Somos recebidos pelos dois idealizadores deste local e deste projecto, bem como a alma deste local: Vital Lordelo Neto e Julia da Costa.
Assim que entramos, o amor pela arte é palpável, não só pelas obras de diferentes artistas nas paredes ou nos catálogos, mas sobretudo pela atmosfera que Vital e Julia conseguiram criar, transmitindo a sua grande paixão pela arte e a sua vida como artista, neste projeto, que nasceu concretamente em 2019: Joia, “ourivesaria dos sentimentos”
O nome deriva do seu primeiro espaço, na Baixa de Lisboa, que instalaram numa joalharia e daí a ideia do nome Joia. Mas como diz o título do projeto, as joias que aqui se vendem são muito especiais: são as emoções que o artista transmite através das suas obras.
Mas vamos conhecer Vital e Julia mais de perto.
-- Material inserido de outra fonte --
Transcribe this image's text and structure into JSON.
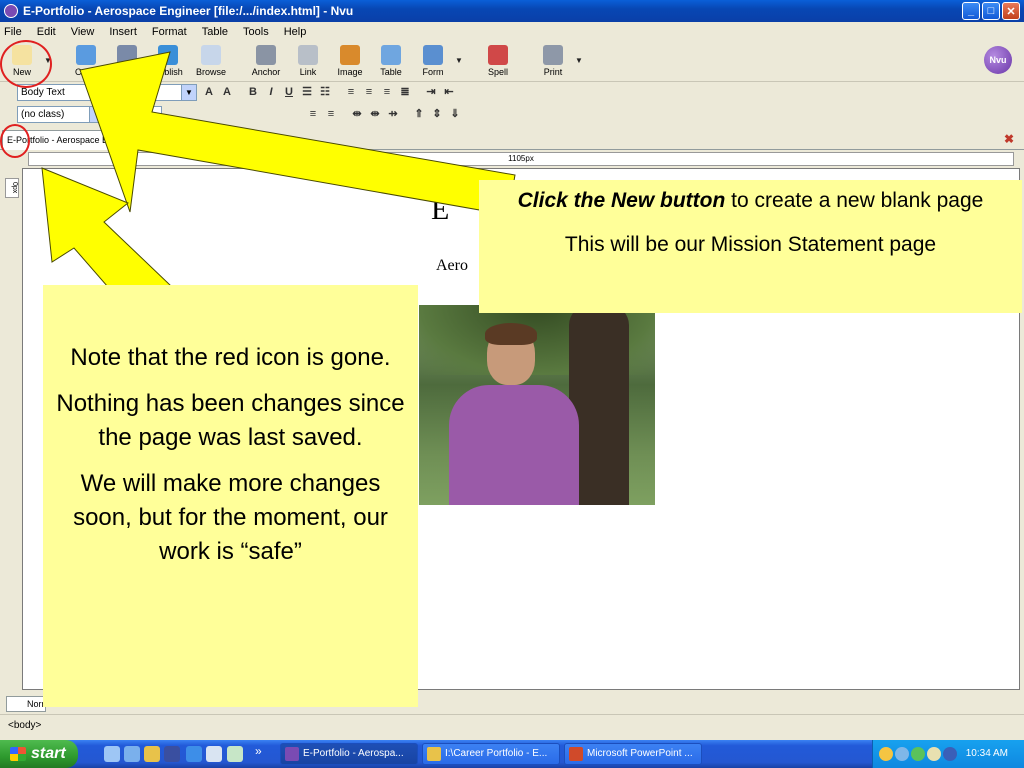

Vital é brasileiro, de Brasília. É por volta dos 20 anos, quando muda para o sul do país, para Portalegre, local de grande colonização e de muitas influências culturais, que começa a sua carreira de artista. Começa também uma formação em publicidade e jornalismo, e quando chega em Portugal em 2016 já tem uma importante carreira artística. Quando chega a Lisboa, Vital trabalhava num projecto muito interessante sobre sentimentos e emoções, veiculados através da arte da ilustração, em cartazes. O apoio não é casual: o desejo de utilizar um meio que normalmente é usado na rua, reforça o seu desejo de comunicar com as pessoas e trazer a arte ao alcance de todos. E a vontade de falar de emoções e sentimentos é porque está cada vez mais difícil ser capaz de expressar o que se sente e menos ainda comunicá-lo aos outros. Vital nos conta que a pandemia certamente complicou ainda mais tudo isso e que a necessidade de comunicar com os outros é muito relevante e a rua certamente é o melhor lugar para deixar essa mensagem.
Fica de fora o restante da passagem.